The researchers also carried out a similar experiment on just lettuce in a four-storied vertical farm, with the same result. Namely, once the test period was over, the team compared the crops in the test group against the control group by counting the number of leaves and measuring the plants’ weight — both freshly harvested and dried. No significant differences were observed.

As for the cost-saving potential, calculations reported in the study show the expenses for artificial lighting can be cut by between 15% and 23%, depending on which mode of compensation by the electric utility is engaged. The lower of the two values corresponds to so-called price-based demand response, and the higher value results from adding contract-based demand response on top of that. The former means taking advantage of hourly electricity rates, and the latter involves an explicit longer-term contract where the farm commits to putting out the lights for a certain amount of time upon request of the utility.
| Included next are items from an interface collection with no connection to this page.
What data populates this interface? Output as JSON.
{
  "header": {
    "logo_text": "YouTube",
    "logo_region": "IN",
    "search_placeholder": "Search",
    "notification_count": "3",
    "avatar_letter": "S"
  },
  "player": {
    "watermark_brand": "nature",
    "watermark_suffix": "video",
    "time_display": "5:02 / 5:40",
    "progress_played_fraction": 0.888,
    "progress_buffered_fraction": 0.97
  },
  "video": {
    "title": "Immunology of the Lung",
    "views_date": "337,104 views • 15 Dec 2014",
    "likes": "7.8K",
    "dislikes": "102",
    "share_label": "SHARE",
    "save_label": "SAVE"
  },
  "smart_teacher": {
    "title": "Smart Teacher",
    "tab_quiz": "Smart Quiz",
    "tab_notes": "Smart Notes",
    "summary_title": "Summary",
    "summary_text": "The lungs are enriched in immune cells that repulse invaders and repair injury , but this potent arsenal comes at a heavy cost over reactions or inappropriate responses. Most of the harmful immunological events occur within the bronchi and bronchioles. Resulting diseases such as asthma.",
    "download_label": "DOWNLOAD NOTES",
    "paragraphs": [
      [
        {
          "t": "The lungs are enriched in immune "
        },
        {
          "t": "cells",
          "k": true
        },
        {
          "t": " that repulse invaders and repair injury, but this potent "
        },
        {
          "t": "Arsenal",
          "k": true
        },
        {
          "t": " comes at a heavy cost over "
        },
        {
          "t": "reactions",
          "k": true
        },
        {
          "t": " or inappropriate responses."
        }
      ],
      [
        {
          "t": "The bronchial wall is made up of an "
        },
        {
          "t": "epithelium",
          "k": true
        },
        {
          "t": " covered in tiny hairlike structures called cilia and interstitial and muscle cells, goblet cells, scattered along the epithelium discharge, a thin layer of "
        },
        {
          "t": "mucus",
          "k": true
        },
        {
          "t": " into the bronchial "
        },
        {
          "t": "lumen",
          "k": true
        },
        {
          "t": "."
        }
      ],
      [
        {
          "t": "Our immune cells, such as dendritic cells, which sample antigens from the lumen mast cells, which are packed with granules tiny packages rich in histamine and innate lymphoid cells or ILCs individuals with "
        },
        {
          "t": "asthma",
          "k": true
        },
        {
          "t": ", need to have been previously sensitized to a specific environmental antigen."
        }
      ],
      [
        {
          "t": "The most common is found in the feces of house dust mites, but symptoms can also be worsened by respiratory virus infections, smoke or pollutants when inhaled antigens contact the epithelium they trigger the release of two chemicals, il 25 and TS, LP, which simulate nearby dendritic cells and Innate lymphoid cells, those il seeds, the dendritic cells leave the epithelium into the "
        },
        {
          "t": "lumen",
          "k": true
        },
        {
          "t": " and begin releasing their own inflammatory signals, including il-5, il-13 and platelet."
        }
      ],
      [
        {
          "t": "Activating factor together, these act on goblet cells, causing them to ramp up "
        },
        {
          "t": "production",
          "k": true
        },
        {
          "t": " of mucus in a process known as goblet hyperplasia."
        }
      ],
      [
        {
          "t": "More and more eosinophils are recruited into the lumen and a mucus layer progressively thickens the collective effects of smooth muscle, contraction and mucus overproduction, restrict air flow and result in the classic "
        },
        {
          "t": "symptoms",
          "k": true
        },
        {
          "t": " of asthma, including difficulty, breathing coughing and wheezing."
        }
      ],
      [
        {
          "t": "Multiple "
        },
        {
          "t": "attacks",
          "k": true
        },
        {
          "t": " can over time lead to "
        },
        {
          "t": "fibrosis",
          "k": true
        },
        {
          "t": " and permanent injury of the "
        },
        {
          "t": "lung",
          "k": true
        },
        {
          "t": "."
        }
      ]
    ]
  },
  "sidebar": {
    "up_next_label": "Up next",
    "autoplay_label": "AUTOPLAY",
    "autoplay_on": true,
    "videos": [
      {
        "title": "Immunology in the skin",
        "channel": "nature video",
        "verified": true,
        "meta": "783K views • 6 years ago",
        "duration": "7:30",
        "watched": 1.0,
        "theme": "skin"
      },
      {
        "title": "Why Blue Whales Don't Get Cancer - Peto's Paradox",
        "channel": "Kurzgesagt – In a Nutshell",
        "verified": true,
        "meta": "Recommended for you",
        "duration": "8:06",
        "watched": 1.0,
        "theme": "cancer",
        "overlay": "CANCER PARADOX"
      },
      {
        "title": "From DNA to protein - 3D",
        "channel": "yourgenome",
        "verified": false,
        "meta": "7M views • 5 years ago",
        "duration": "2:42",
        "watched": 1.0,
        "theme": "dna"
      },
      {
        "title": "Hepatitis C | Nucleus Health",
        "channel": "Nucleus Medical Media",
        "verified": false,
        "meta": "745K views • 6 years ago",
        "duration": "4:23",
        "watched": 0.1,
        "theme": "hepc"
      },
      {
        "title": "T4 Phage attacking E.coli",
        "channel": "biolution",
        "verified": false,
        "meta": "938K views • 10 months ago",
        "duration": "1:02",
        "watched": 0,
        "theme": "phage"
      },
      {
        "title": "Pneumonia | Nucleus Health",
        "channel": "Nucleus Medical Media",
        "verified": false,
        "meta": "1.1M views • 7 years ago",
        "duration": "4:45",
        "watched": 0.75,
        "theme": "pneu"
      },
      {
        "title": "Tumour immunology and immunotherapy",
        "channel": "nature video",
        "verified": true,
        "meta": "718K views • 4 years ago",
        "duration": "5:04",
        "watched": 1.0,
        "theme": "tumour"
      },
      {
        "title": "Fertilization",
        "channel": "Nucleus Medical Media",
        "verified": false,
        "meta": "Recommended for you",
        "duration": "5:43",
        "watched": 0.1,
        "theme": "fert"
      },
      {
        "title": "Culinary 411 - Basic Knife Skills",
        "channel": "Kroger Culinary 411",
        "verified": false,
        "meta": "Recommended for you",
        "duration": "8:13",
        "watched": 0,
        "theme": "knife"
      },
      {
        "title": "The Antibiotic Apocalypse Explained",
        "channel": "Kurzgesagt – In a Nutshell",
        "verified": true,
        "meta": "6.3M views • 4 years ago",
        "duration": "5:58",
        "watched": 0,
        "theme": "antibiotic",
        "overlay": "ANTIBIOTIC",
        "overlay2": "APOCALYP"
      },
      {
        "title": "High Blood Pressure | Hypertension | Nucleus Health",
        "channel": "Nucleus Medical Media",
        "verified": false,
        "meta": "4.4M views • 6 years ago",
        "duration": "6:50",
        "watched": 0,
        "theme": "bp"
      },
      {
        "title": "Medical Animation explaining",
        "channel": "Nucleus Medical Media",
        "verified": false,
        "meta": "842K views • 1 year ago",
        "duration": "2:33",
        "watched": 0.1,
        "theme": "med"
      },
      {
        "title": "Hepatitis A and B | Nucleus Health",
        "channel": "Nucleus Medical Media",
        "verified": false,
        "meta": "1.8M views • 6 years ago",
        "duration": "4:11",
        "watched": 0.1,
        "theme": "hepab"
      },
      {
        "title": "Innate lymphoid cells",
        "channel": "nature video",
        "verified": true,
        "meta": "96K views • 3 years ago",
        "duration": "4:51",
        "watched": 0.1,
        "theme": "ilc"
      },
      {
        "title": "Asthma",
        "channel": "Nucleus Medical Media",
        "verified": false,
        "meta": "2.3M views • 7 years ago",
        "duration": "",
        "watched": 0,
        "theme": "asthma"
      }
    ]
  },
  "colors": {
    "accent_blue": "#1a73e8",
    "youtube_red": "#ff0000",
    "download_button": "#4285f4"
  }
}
For the Russian grid it would yield savings of up to $110 million per year.

Ultimately, lowering the cost of producing vegetables can dampen price growth.

“At its core, our work deals with the unexploited potential synergies between the food industry and the energy system in an urban environment,” study co-author Professor Laurent Gentzbittel of Skoltech Agro commented.

“Such synergies are made possible by the digitalization and decarbonization of the energy system,” said Engineering Center Associate Professor Henni Ouerdane, the principal investigator of the study. “This transformation is a costly endeavor, which does, however, create many opportunities for increasing the efficiency of the generating capacity, bringing down the cost of operation and expansion of the energy system. Demand-side flexibility enables much of those cost-reduction benefits to be allocated to industries such as indoor agriculture, which create that flexibility, transforming their energy-hungriness from a liability to an opportunity.”

According to the researchers, the economic advantage they have demonstrated may prove partially transferable to tomatoes, cucumbers, and — to a lesser extent — to strawberries. Because these plants flower and bear fruit, they undergo additional stages of development for more than half of their life, during which the findings from the leafy greens study may not apply. For some varieties, lighting conditions are critical at and after inflorescence appearance. Developing photo-insensitive day-neutral varieties that will flower regardless of day length may allow benefiting from cost-saving energy-demand flexibility for indoor agriculture for those crops as well.

Besides encompassing more plant varieties, the study could expand by considering ways to economize on heating expenses, too.

The members of the team behind the study see demand response as the future of the power industry. While massive arrays of accumulators, such as the vanadium redox flow batteries developed at Skoltech, will no doubt play a part in evening out the load on the network, demand response strategies of ever-greater sophistication will contribute to the same goal without any massive hardware involved — keeping the network in balance purely by virtue of market forces.